ADD COLUMN revision_content_slots.value.origin_rev_id bigint;

\( ゚ヮ゚)/

Where did you find that syntax?!?!

Does it work for arrays too, not just maps?

Where did you find that syntax?!?!

https://iceberg.apache.org/docs/nightly/spark-ddl/#alter-table-add-column

Does it work for arrays too, not just maps?
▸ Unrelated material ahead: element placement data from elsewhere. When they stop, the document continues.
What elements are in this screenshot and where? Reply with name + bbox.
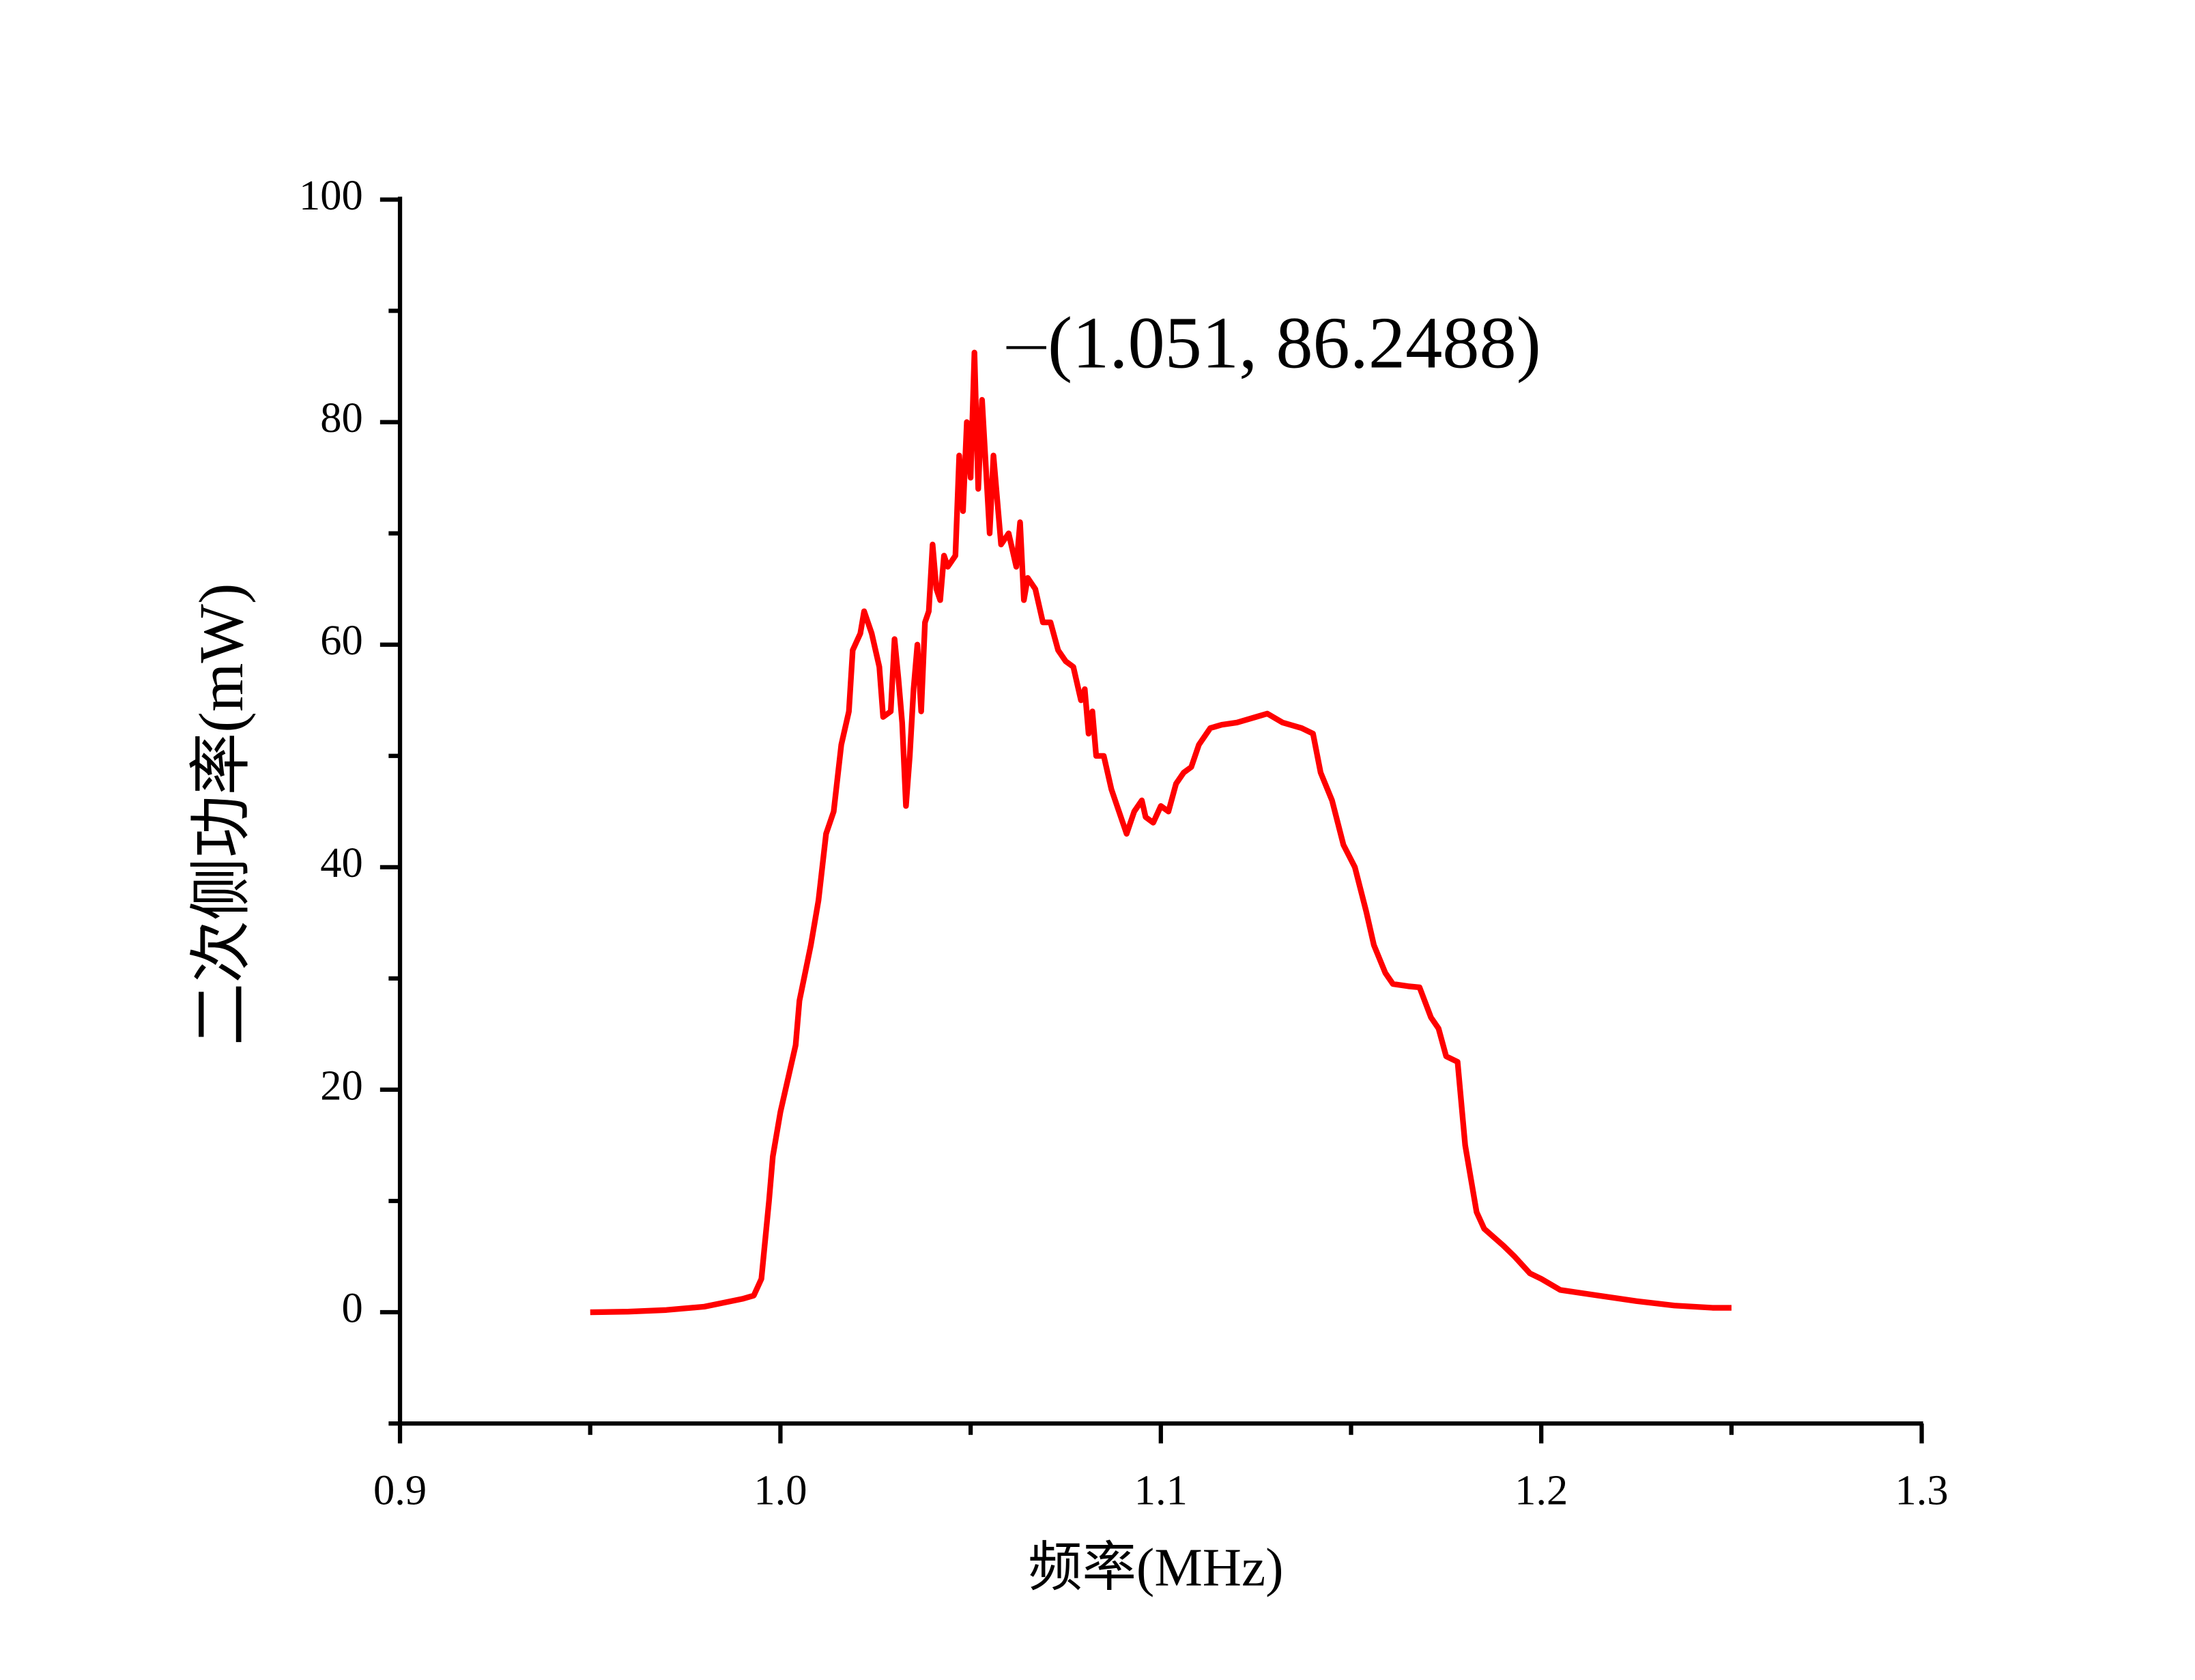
x-tick-label: 1.2	[1515, 1466, 1568, 1514]
x-tick-label: 1.0	[754, 1466, 807, 1514]
y-tick-label: 100	[299, 171, 363, 219]
x-tick-label: 1.3	[1895, 1466, 1948, 1514]
y-tick-label: 60	[320, 616, 363, 664]
annotation: (1.051, 86.2488)	[1048, 302, 1541, 383]
y-tick-label: 20	[320, 1061, 363, 1109]
y-axis-label: 二次侧功率(mW)	[186, 583, 256, 1046]
x-tick-label: 0.9	[373, 1466, 427, 1514]
x-tick-label: 1.1	[1134, 1466, 1188, 1514]
data-line	[590, 349, 1732, 1316]
y-tick-label: 0	[342, 1284, 363, 1331]
x-axis-label: 频率(MHz)	[1028, 1537, 1283, 1597]
y-tick-label: 80	[320, 394, 363, 441]
y-tick-label: 40	[320, 839, 363, 886]
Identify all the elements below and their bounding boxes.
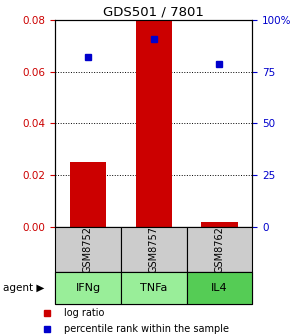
Text: log ratio: log ratio (64, 308, 104, 318)
Bar (201, 222, 238, 227)
Text: IFNg: IFNg (75, 283, 101, 293)
Text: GSM8762: GSM8762 (214, 226, 224, 273)
Bar (186, 227, 252, 272)
Bar (55, 227, 121, 272)
Bar (121, 227, 186, 272)
Text: IL4: IL4 (211, 283, 228, 293)
Text: percentile rank within the sample: percentile rank within the sample (64, 324, 229, 334)
Bar (55, 272, 121, 304)
Title: GDS501 / 7801: GDS501 / 7801 (103, 6, 204, 19)
Text: TNFa: TNFa (140, 283, 167, 293)
Text: GSM8752: GSM8752 (83, 226, 93, 273)
Bar (70, 162, 106, 227)
Bar (186, 272, 252, 304)
Text: agent ▶: agent ▶ (3, 283, 44, 293)
Bar (136, 20, 172, 227)
Text: GSM8757: GSM8757 (149, 226, 159, 273)
Bar (121, 272, 186, 304)
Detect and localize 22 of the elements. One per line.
Yes, but similar bug as before when SELECTed exclusively:

spark.sql("""
CREATE TABLE xcollazo.test_add_column_to_array (
  a array<struct<one: string, two: bigint>>
)
USING ICEBERG
""").show()
++
||
++
++

spark.sql("""
INSERT INTO xcollazo.test_add_column_to_array
VALUES array(struct('1', 1)), array(struct('2', 2))
""").show()                                                                 
++
||
++
++

spark.sql("""
SELECT * FROM xcollazo.test_add_column_to_array
""").show()
+--------+
|       a|
+--------+
|[{1, 1}]|
|[{2, 2}]|
+--------+

                                                                                
spark.sql("""
ALTER TABLE xcollazo.test_add_column_to_array
ADD COLUMN a.element.three string
""").show()
++
||
++
++

spark.sql("""
SELECT * FROM xcollazo.test_add_column_to_array
""").show()
+--------------+
|             a|
+--------------+
|[{1, 1, null}]|
|[{2, 2, null}]|
+--------------+

                                                                                
spark.sql("""
SELECT a.two, a.three FROM xcollazo.test_add_column_to_array
""").show()
+---+------+
|two| three|
+---+------+
|[1]|[null]|
|[2]|[null]|
+---+------+

spark.sql("""
SELECT a.three, a.three IS NOT NULL FROM xcollazo.test_add_column_to_array
""").show()
+-----+---------------------+
|three|(a.three IS NOT NULL)|
+-----+---------------------+
|   []|                 true|                        <<<< BUG
|   []|                 true|
+-----+---------------------+

spark.sql("""
INSERT INTO xcollazo.test_add_column_to_array
VALUES array(struct('3', 3, '3'))
""").show()
++
||
++
++

spark.sql("""
SELECT * FROM xcollazo.test_add_column_to_array
""").show()
+--------------+
|             a|
+--------------+
|   [{3, 3, 3}]|
|[{1, 1, null}]|
|[{2, 2, null}]|
+--------------+

spark.sql("""
SELECT a.three FROM xcollazo.test_add_column_to_array
""").show()
+-----+
|three|
+-----+
|  [3]|
|   []|                        <<<< BUG
|   []|
+-----+

Amazing. So we just need to get that bug fixed, convert everything to Iceberg, and then we can stop using JDBC! ;)

BTW, I updated the upstream Spark GitLab MR and the Jira.